On the crossbar of the soccer goalpost in my school playground, back in the 1970s, was painted an unlikely quotation from Swami Vivekananda whose message was way beyond the comprehension levels of our young schoolboy-minds. It read: You will be nearer to heaven through football than through the study of the Gita. However, our attempts to invoke its literal meaning in our defence whenever we missed our school prayer sessions in favour of a bit of footie fun landed us in deeper trouble!
Evidently, the mystic seer’s message was intended to convey the importance of physical fitness in young boys because the Gita could be better understood with “stronger biceps” and a bit of “strong blood” in young bodies.
The football field is, in many ways, the perfect metaphor for the wider universe, even to the extent that while karmic rules are in place to ensure fair play, it’s possible to game the system. It isn’t any coincidence that the world is round, and so too is a football. It wouldn’t do, therefore, to dismiss the upcoming month-long soccer fiesta as a trivial sporting pursuit that holds little relevance beyond the playing field. Wars have been waged over soccer matches, and a passion for soccer has bestirred even one of the most evil human hearts.

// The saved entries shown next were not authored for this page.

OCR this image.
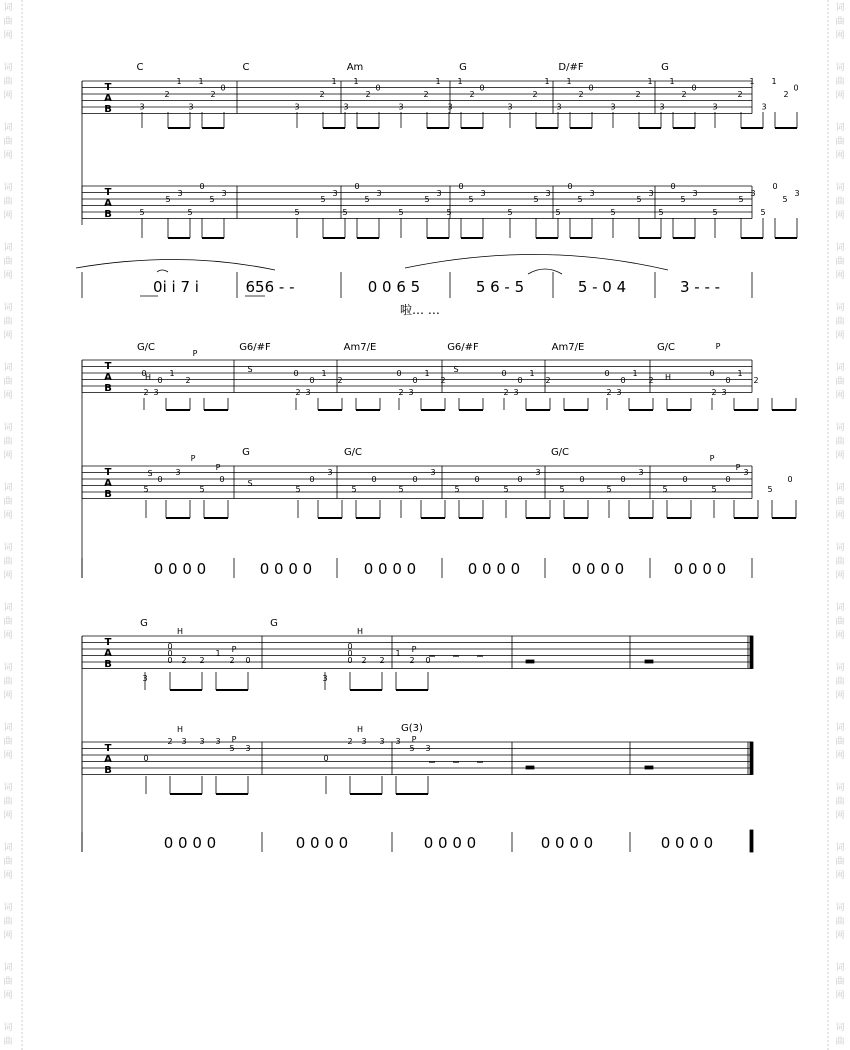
词
曲
网
词
曲
网
词
曲
网
词
曲
网
词
曲
网
词
曲
网
词
曲
网
词
曲
网
词
曲
网
词
曲
网
词
曲
网
词
曲
网
词
曲
网
词
曲
网
词
曲
网
词
曲
网
词
曲
网
词
曲
词
曲
网
词
曲
网
词
曲
网
词
曲
网
词
曲
网
词
曲
网
词
曲
网
词
曲
网
词
曲
网
词
曲
网
词
曲
网
词
曲
网
词
曲
网
词
曲
网
词
曲
网
词
曲
网
词
曲
网
词
曲
3
2
1
3
1
2
0
3
2
1
3
1
2
0
3
2
1
3
1
2
0
3
2
1
3
1
2
0
3
2
1
3
1
2
0
3
2
1
3
1
2
0
5
5
3
5
0
5
3
5
5
3
5
0
5
3
5
5
3
5
0
5
3
5
5
3
5
0
5
3
5
5
3
5
0
5
3
5
5
3
5
0
5
3
0
0
1
2
2 3
5
0
3
5
0
0
0
1
2
2 3
5
0
3
5
0
0
0
1
2
2 3
5
0
3
5
0
0
0
1
2
2 3
5
0
3
5
0
0
0
1
2
2 3
5
0
3
5
0
0
0
1
2
2 3
5
0
3
5
0
P
H
P
S	S
H
S
P
P
S
P
P
3
0
0
0 2 2
1
2 0
0
2 3 3 3
5 3
H
H
P
P
3
0
0
0 2 2
1
2 0
0
2 3 3 3
5 3
H
H
P
P
C	C	Am	G	D/#F	G
0i i 7 i	656 - -	0 0 6 5	5 6 - 5	5 - 0 4	3 - - -
啦… …
G/C	G6/#F	Am7/E	G6/#F	Am7/E	G/C
G	G/C	G/C
0 0 0 0	0 0 0 0	0 0 0 0	0 0 0 0	0 0 0 0	0 0 0 0
G	G
G(3)
0 0 0 0	0 0 0 0	0 0 0 0	0 0 0 0	0 0 0 0
T
A
B
T
A
B
T
A
B
T
A
B
T
A
B
T
A
B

In 1969, for instance, Honduras and El Salvador waged a 100-hour ‘soccer war’, after riots following a qualifying round soccer match between them which aggravated deep-seated political tensions over illegal immigration. And in 1982, when Argentina invaded the Falkland Islands, its ruling junta whipped up patriotic fervour at home — by beaming television images from Argentina’s 1978 World Cup soccer triumph. And although Argentina lost that war to Britain, it secured retributive justice of sorts in 1986, when its national team, under Diego Maradona, kicked Britain out of the World Cup, thanks to Maradona’s ‘Hand of God’ goal in a quarter-final encounter.
Other war wounds evidently take longer to heal. In 1966, England beat West Germany in the final, thanks to a controversial ‘goal’ in extra time awarded to the English team by a Soviet linesman. Asked at his deathbed about the benighted goal, the linesman gave a one-word response — “Stalingrad!” — suggesting that he had claimed historical reparation on the sporting field for the German offensive against the Soviet city during the Second World War.
A team’s performance at the World Cup can define a country’s national identity and, should it win, send it soaring over the moon with euphoria. After Brazil’s 1970 triumph, a Brazilian newspaper recorded that the country’s victory with the ball compared with the American conquest of the moon! And when Brazil loses, it sets off a wave of suicides back home.
Soccer has been known to stir passion in the most unlikely of hearts. In 1994, for instance, a young and then-unknown Saudi national named Osama bin Laden, travelled to London to raise funds for his terrorist ventures; during his three-month stay there, he went to four Arsenal matches, and bought sporting memorabilia for his son.
Nearer home, Malayalam litterateur NS Madhavan drew inspiration from an unlikely soccer hero — Colombian goalkeeper Rene Higuita, who became famous in the 1990 World Cup — to get over a decade-long writer’s block! In his short story, Madhavan modelled his protagonist, a church priest, on Higuita, who had an eccentric playing style: he would often abandon his goalkeeper’s post, dart out into the midfield, and even try to score goals!
Likewise, the priest challenges the sanctity of traditional
priesthood roles in real-life situations. The short story was adjudged the best in 100 years of Malayalam literature.
Never let it be said, therefore, that what happens on a South African soccer field over the next month has no bearing on the real world. A penalty kick there could even change the course of history.